Consulta Pública sobre a Privatização da Eletrobras BNDES

Este é o documento que enviei ao BNDES por conta da consulta pública sobre o processo de privatização da Eletrobras. Até 14/04/2023, não foi respondido. Segundo a imprensa, a assembleia dos sócios da empresa, no dia 23/02, aprovou e rebateu todas as alegações contrárias. Entretanto, as considerações abaixo continuam sem resposta.

Consulta Pública sobre a Privatização da Eletrobras BNDES

Roberto Pereira D´Araujo

Introdução: O texto abaixo disponibiliza vários gráficos para que se compreenda a complexidade e a extemporaneidade da capitalização da Eletrobras, que, na minha opinião, está baseada em muitos dados falsos. Caso necessário, todos esses números estão disponíveis para serem consultados. Basta solicitá-los.

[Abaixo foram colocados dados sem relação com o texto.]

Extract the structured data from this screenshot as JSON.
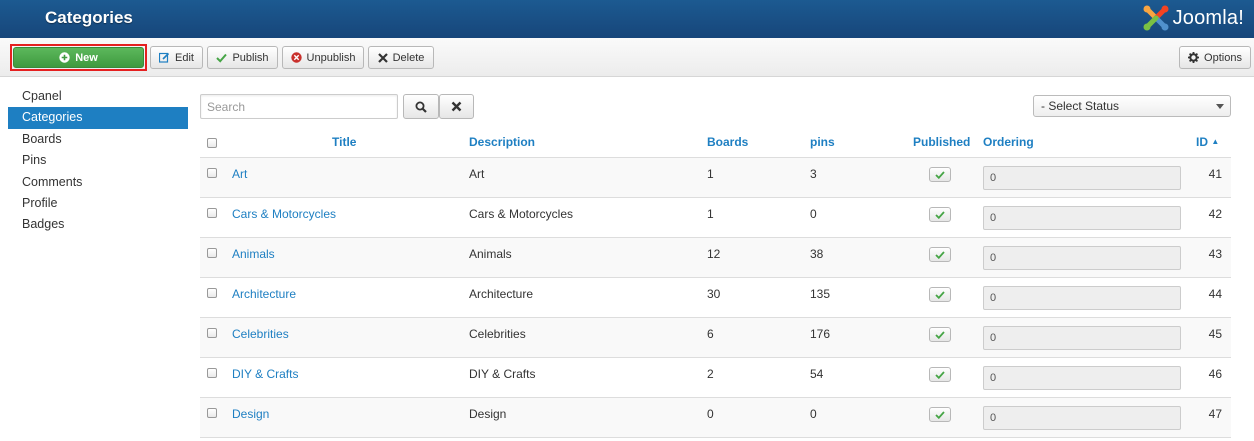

  1. Brasil fora da curva:

Nenhum país onde a geração hidroelétrica assume proporções significativas, ou que exercem outras atividades além da puramente energética, privatizou majoritariamente todo seu parque de usinas hídricas. Exemplos:  China, Canadá, Rússia, Noruega, Suécia, Índia, Estados Unidos, que, ao contrário do que afirma o documento do governo (Cartilha da Eletrobras [1]), têm as grandes usinas sob controle do estado e, contabilizadas por potência, são públicas.

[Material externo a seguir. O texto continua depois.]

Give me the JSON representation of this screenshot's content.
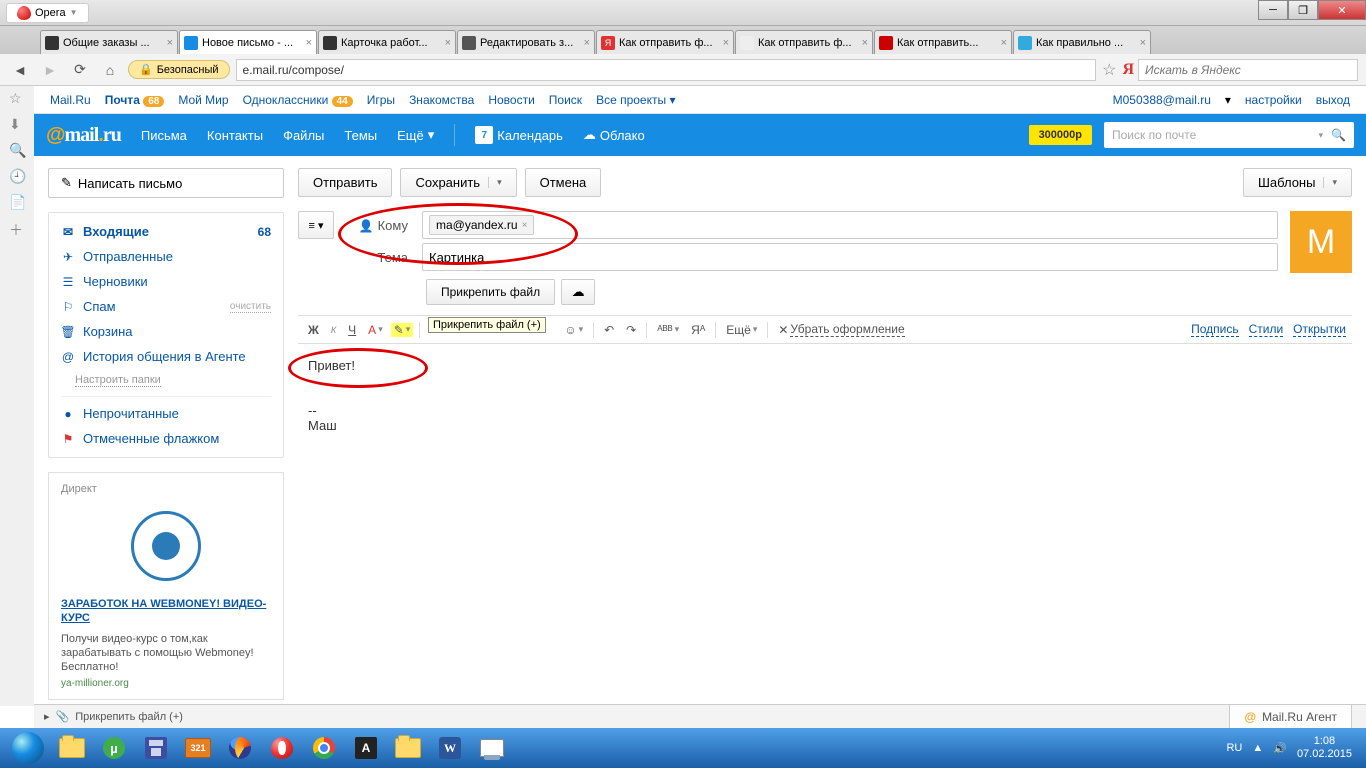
{
  "window": {
    "opera_label": "Opera",
    "min": "_",
    "max": "▢",
    "close": "✕"
  },
  "tabs": [
    {
      "label": "Общие заказы ..."
    },
    {
      "label": "Новое письмо - ...",
      "active": true
    },
    {
      "label": "Карточка работ..."
    },
    {
      "label": "Редактировать з..."
    },
    {
      "label": "Как отправить ф..."
    },
    {
      "label": "Как отправить ф..."
    },
    {
      "label": "Как отправить..."
    },
    {
      "label": "Как правильно ..."
    }
  ],
  "addr": {
    "safe": "Безопасный",
    "url": "e.mail.ru/compose/",
    "yandex_placeholder": "Искать в Яндекс"
  },
  "portal": {
    "links": [
      "Mail.Ru",
      "Почта",
      "Мой Мир",
      "Одноклассники",
      "Игры",
      "Знакомства",
      "Новости",
      "Поиск",
      "Все проекты"
    ],
    "badge_mail": "68",
    "badge_ok": "44",
    "email": "M050388@mail.ru",
    "settings": "настройки",
    "exit": "выход"
  },
  "header": {
    "items": [
      "Письма",
      "Контакты",
      "Файлы",
      "Темы",
      "Ещё"
    ],
    "calendar": "Календарь",
    "cal_day": "7",
    "cloud": "Облако",
    "promo": "300000р",
    "search_ph": "Поиск по почте"
  },
  "compose_btn": "Написать письмо",
  "folders": {
    "inbox": "Входящие",
    "inbox_cnt": "68",
    "sent": "Отправленные",
    "drafts": "Черновики",
    "spam": "Спам",
    "spam_clear": "очистить",
    "trash": "Корзина",
    "agent": "История общения в Агенте",
    "configure": "Настроить папки",
    "unread": "Непрочитанные",
    "flagged": "Отмеченные флажком"
  },
  "ad": {
    "label": "Директ",
    "headline": "ЗАРАБОТОК НА WEBMONEY! ВИДЕО-КУРС",
    "text": "Получи видео-курс о том,как зарабатывать с помощью Webmoney! Бесплатно!",
    "src": "ya-millioner.org"
  },
  "toolbar": {
    "send": "Отправить",
    "save": "Сохранить",
    "cancel": "Отмена",
    "templates": "Шаблоны"
  },
  "form": {
    "to_label": "Кому",
    "recipient": "ma@yandex.ru",
    "subject_label": "Тема",
    "subject_value": "Картинка",
    "attach": "Прикрепить файл",
    "avatar": "M"
  },
  "editor": {
    "tooltip": "Прикрепить файл (+)",
    "more": "Ещё",
    "clear_format": "Убрать оформление",
    "signature": "Подпись",
    "styles": "Стили",
    "cards": "Открытки"
  },
  "body": {
    "greeting": "Привет!",
    "sig_dash": "--",
    "sig_name": "Маш"
  },
  "bottom": {
    "attach": "Прикрепить файл (+)",
    "agent": "Mail.Ru Агент"
  },
  "tray": {
    "lang": "RU",
    "time": "1:08",
    "date": "07.02.2015"
  }
}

O Brasil passará a ser o único país que toma essa insólita decisão. Leiam a falsa informação no documento do governo:

[1]Na maioria dos países, com matriz energética baseada em hidrelétricas semelhante ao Brasil, a concessão é privada. Nos Estados  Unidos, 10% das usinas hidrelétricas são de  propriedade federal, 27% pertencem a  estados, municípios, distritos e cooperativas  e 63% das hidrelétricas são privadas”. Afirmação falsa pois despreza a potência. Na realidade, as grandes usinas pertencem ao Corps of Engineers, uma instituição ligada ao exército.

  1. Explosão tarifária:

Desde a adoção do modelo mercantil as tarifas de energia elétrica só se elevaram. Acompanho desde 1996 a evolução desses valores. Infelizmente e sem explicações a ANEEL removeu da série os valores de tarifa média de 1995 até 2002 em seu site. Explicações já foram pedidas e nunca respondidas.

Segundo publicação da Agência Internacional de Energia, usando o método de Purchase Power Parity, com dados de 2018, o Brasil é o vice-campeão de carestia de eletricidade, sendo ultrapassado apenas pela Alemanha. Fonte: https://www.iea.org/data-and-statistics/charts/residential-electricity-prices-in-selected-economies-2018

A atual e vergonhosa situação foi conseguida mesmo com a Eletrobras sendo obrigada a aceitar as condições da MP 579 (lei 12.783/2013), onde a GAG (a verdadeira receita das usinas, e não a RAG) tem o comportamento mostrado abaixo:

Apenas como exemplo, a usina de Xingó tem uma receita de apenas R$ 23/MWh! Pouco mais de US$ 4/MWh. A média ponderada pela garantia física de todas as usinas não passa de R$ 50/MWh. Desafio a alguém encontrar um exemplo de preços tão baixos por tão longo prazo no planeta.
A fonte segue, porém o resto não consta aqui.